Tyrion pousou a espada de Joffrey e pegou a outra. Ainda que não fossem irmãs gêmeas, as duas eram certamente primas próximas. Esta era mais grossa e mais pesada, pouco mais de um centímetro mais larga e sete centímetros mais longa, mas partilhavam as mesmas linhas belas e limpas e a mesma cor única, as ondulações de sangue e noite. Três sulcos, profundamente incisos, corriam na segunda lâmina, do cabo à ponta; a espada do rei tinha apenas dois. O cabo da arma de Joff era bastante mais ornamentado, os braços da guarda esculpidos em forma de patas de leão com garras de rubi projetadas, mas ambas as espadas tinham punhos de couro vermelho finamente trabalhado e cabeças de leão em ouro como botões.

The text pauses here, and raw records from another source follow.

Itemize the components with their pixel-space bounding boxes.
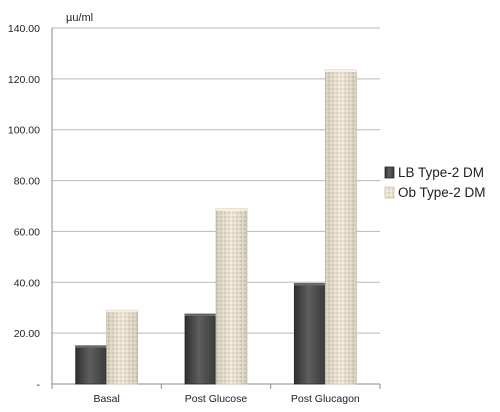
- bar-lb: [184, 313, 217, 385]
- legend-swatch: [384, 166, 395, 179]
- legend-swatch: [384, 186, 395, 199]
- bar-cap: [216, 208, 247, 211]
- x-tick-label: Post Glucose: [185, 393, 248, 405]
- x-tick-label: Post Glucagon: [291, 393, 360, 405]
- bar-cap: [75, 345, 107, 348]
- bar-cap: [325, 69, 357, 72]
- bar-lb: [75, 345, 108, 385]
- bar-cap: [294, 283, 326, 286]
- y-axis-label: µu/ml: [66, 12, 93, 24]
- bar-shade: [325, 69, 357, 384]
- y-tick-label: 40.00: [14, 277, 40, 289]
- bar-shade: [216, 208, 247, 384]
- y-tick-label: 80.00: [14, 176, 40, 188]
- bars: [75, 69, 357, 385]
- bar-cap: [106, 310, 138, 313]
- y-tick-label: -: [37, 379, 41, 391]
- y-tick-label: 20.00: [14, 328, 40, 340]
- bar-lb: [293, 283, 326, 385]
- legend-label: LB Type-2 DM: [398, 165, 484, 180]
- legend: LB Type-2 DM Ob Type-2 DM: [384, 165, 486, 200]
- y-tick-label: 140.00: [8, 23, 40, 35]
- legend-label: Ob Type-2 DM: [398, 185, 486, 200]
- y-tick-label: 60.00: [14, 226, 40, 238]
- bar-shade: [106, 310, 138, 384]
- tick-labels: - 20.00 40.00 60.00 80.00 100.00 120.00 140.00 B…: [8, 23, 360, 405]
- bar-cap: [185, 314, 216, 317]
- y-tick-label: 100.00: [8, 125, 40, 137]
- x-tick-label: Basal: [94, 393, 120, 405]
- y-tick-label: 120.00: [8, 74, 40, 86]
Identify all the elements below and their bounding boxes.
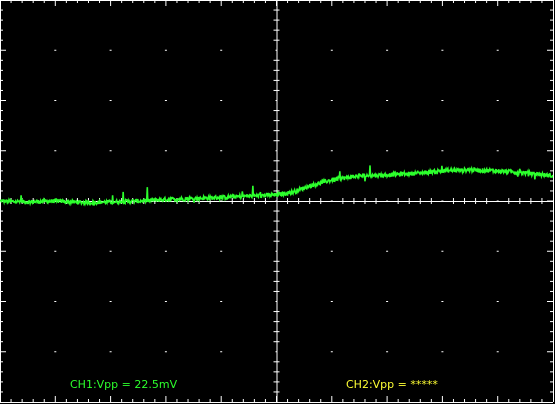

– Magnífico. – Mesmo em mãos tão inábeis como as de Tyrion, a lâmina parecia viva. – Nunca senti melhor balanço.
– Destina-se ao meu filho.
Não vale a pena perguntar qual deles. Tyrion colocou a espada de Jaime de volta na mesa, ao lado da de Joffrey, perguntando a si mesmo se Robb Stark deixaria o irmão viver tempo suficiente para empunhá-la. Nosso pai certamente deve pensar que sim; caso contrário, para que mandar forjar esta lâmina?
– Fez um bom trabalho, Mestre Mott – disse Lorde Tywin ao armeiro. – Meu intendente tratará do seu pagamento. E lembre-se: rubis para as bainhas.
– Lembrarei, senhor. É muito generoso. – O homem voltou a enrolar as espadas no oleado, enfiou a trouxa debaixo de um braço e ajoelhou-se. – É uma honra servir a Mão do Rei. Entregarei as espadas um dia antes do casamento.